Comparison of Intravenous and Oral Magnesium Replacement in Hospitalized Patients With Cardiovascular Disease

Brent N. Reed; Su Zhang, J. S. Marron; Deborah Montague

Disclosures

Am J Health Syst Pharm. 2012;69(14):1212-1217. 

In This Article

Abstract and Introduction

Abstract

Purpose The results of an investigation of serum magnesium concentrations (SMCs) after i.v. versus oral delivery of magnesium in cardiovascular critical care are presented.
Methods A retrospective case review was conducted to compare the net gain of magnesium after i.v. (n = 188) or oral (n = 164) magnesium therapy for the prevention of ventricular fibrillation and arrhythmias in patients hospitalized for serious cardiovascular disorders, as determined by assessing SMCs. The primary study outcome was the change from baseline SMC values 6–24 hours after the completion of magnesium courses; secondary outcomes included the impact of renal impairment, concomitant medication use, and other clinical variables on SMC changes.
Results Although consistent elevations in SMC were produced by oral magnesium delivery, i.v. administration resulted in greater and more rapid elevations relative to baseline SMC. The degree of change in SMC was significantly influenced by the timing of SMC measurement after a magnesium course, by renal function, and by concomitant use of i.v. loop diuretics.
Conclusion A comparison of 24-hour courses of magnesium replacement therapy showed that magnesium sulfate 2 g i.v. was associated with larger changes in SMC than magnesium oxide 800, 1200, or 1600 mg orally when the baseline SMC was 1.4–1.8 mg/dL. At baseline SMCs of 1.4–1.8 mg/dL, oral magnesium oxide provided a consistent median increase in SMC of 0.1 mg/dL. The change in the number of bowel movements did not differ significantly between courses of i.v. magnesium sulfate and oral magnesium oxide.

Introduction

Magnesium plays a critical role as a cofactor in several hundred intracellular reactions. However, less than 50% of Americans obtain adequate amounts of the element in their diet, and magnesium deficiency has been associated with several disease states and conditions, including ischemic heart disease, heart failure, and diabetes mellitus.[1] For these reasons, magnesium replacement is often recommended as an approach to maintaining normal physiological concentrations. In patients with ischemic heart disease, achieving a serum magnesium concentration (SMC) of ≥2.0 mg/dL (near the high end of the normal physiological range) is recommended in order to reduce the risk of ventricular fibrillation.[2] Additionally, magnesium administration has been shown to reduce the frequency of ventricular arrhythmias in patients with heart failure.[3,4]

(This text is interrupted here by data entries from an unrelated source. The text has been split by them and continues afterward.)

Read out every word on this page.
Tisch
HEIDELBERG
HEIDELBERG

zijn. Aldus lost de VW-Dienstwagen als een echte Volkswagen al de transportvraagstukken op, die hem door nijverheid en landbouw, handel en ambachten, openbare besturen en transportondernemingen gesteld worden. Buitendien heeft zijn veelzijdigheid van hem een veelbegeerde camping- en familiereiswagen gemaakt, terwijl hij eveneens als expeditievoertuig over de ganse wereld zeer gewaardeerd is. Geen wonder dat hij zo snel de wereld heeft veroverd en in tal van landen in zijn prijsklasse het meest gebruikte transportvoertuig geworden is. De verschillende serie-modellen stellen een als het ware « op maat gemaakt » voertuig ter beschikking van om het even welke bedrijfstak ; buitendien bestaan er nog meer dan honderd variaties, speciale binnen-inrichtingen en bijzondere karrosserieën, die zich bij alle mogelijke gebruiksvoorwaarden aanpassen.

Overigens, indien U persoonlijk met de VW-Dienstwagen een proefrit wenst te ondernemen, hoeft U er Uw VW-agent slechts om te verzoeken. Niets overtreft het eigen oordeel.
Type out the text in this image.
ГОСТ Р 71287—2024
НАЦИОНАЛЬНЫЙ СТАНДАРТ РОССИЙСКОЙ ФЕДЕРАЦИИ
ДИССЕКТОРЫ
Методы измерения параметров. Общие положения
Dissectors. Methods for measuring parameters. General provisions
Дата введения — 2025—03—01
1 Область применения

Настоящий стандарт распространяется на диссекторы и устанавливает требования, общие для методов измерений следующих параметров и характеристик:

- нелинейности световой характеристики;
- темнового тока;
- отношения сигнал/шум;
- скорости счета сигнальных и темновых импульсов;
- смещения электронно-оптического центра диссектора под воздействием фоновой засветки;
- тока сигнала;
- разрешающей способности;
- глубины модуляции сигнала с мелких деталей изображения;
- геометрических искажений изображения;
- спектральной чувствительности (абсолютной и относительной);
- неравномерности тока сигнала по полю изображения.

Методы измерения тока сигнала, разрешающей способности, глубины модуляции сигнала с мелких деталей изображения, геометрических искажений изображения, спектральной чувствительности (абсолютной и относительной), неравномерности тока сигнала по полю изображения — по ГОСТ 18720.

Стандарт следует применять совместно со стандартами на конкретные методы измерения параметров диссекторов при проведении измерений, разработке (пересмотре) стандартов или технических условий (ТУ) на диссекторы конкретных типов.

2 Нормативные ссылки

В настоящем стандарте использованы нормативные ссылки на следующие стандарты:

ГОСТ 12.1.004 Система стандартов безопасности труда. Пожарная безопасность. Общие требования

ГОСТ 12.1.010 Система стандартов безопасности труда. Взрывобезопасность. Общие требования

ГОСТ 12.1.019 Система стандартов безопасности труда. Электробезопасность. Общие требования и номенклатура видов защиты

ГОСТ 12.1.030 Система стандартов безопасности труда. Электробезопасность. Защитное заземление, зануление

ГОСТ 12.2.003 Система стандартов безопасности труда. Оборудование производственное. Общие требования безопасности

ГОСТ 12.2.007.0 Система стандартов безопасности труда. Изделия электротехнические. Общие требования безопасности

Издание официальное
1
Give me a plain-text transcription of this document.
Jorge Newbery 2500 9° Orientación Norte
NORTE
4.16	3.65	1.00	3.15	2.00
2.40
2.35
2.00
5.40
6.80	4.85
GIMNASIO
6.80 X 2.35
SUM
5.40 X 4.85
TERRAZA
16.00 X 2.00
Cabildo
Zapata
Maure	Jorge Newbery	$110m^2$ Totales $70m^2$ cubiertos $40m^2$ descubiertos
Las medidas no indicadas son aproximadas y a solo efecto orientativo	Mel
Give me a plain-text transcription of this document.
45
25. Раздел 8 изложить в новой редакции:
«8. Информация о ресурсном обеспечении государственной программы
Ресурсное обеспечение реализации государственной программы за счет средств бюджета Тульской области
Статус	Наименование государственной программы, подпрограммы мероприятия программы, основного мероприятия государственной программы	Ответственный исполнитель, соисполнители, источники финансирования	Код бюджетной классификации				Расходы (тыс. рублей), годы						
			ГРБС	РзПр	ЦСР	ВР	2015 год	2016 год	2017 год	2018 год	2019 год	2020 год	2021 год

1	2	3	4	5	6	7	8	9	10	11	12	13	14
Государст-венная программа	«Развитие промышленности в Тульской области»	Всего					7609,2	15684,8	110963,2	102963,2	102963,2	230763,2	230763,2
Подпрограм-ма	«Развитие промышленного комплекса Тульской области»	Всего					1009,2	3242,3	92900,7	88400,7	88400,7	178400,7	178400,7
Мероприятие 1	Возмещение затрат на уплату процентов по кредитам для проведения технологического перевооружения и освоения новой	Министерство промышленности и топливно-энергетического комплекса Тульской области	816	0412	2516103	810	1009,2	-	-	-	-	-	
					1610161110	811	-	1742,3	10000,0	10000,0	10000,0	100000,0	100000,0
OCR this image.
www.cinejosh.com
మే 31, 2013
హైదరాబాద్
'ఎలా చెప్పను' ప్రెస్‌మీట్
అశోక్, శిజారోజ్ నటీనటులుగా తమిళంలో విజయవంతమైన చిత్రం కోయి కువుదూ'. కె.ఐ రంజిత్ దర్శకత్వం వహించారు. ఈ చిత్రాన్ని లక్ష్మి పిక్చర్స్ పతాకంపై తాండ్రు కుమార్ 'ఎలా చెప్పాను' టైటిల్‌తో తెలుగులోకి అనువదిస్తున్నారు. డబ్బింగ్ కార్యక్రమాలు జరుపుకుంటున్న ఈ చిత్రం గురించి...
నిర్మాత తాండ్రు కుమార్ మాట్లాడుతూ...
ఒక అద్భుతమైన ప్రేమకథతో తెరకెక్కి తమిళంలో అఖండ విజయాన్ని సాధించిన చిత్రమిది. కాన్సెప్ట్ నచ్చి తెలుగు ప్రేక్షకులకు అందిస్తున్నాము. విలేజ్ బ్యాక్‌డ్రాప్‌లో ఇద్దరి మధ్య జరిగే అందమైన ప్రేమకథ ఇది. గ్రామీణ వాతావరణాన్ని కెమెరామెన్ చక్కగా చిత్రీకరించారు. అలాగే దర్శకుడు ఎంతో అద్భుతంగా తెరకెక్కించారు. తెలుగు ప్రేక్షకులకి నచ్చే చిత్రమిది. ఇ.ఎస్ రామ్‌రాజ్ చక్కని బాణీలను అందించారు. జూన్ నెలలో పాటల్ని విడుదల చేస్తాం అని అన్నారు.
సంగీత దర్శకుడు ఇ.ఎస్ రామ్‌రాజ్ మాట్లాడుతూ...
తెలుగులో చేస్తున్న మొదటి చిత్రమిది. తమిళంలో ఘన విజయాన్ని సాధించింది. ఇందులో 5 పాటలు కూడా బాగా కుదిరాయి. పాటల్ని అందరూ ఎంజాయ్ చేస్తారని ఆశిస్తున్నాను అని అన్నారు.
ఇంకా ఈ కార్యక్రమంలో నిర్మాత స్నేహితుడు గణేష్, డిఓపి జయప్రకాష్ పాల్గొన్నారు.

Magnesium is predominantly an intracellular cation, so the SMC may not accurately reflect total magnesium stores. However, direct measurement of intracellular magnesium concentrations is impractical in the clinical setting, so SMC values are often used to guide therapeutic decision making. At our institution, the normal range of SMC values is considered to be 1.6–2.2 mg/dL. In order to achieve recommended SMCs (≥2.0 mg/dL) in patients with cardiovascular disease, magnesium is replaced often and, in some patients, daily. The two preferred agents for repletion at our institution are i.v. magnesium sulfate and oral magnesium oxide. To our knowledge, no published investigations have compared these two routes of administration for the purpose of routine magnesium replacement, and little information is available to guide clinicians as to which route is most appropriate for that indication.

A dose of 2 g of i.v. magnesium sulfate provides 16.2 meq of magnesium. However, the net gain of magnesium depends largely on baseline intracellular and extracellular concentrations, as well as strict renal regulation, which may waste up to 50% of an administered dose.[5] Oral magnesium oxide 400 mg provides 19.8 meq of magnesium, but net absorption is limited by several factors (e.g., dependence on an acidic gastric pH, saturable absorption processes, wide interpatient variability) that can contribute to poor overall bioavailability. Diarrhea is the primary dose-limiting effect of oral magnesium; for that reason, many clinicians are reluctant to prescribe an oral formulation, although the average dose of elemental magnesium thought to produce a laxative effect is 40–80 meq (800–1600 mg of magnesium oxide) in a single dose.[6]

The primary objective of the investigation described here was to compare the effects of i.v. and oral magnesium replacement on the change from baseline SMC values in patients with cardiovascular disease. Our study was also designed to evaluate factors that might affect the net gain of magnesium when the element is administered by the i.v. and oral routes. Finally, the effect of oral magnesium replacement on patients' bowel movements was assessed.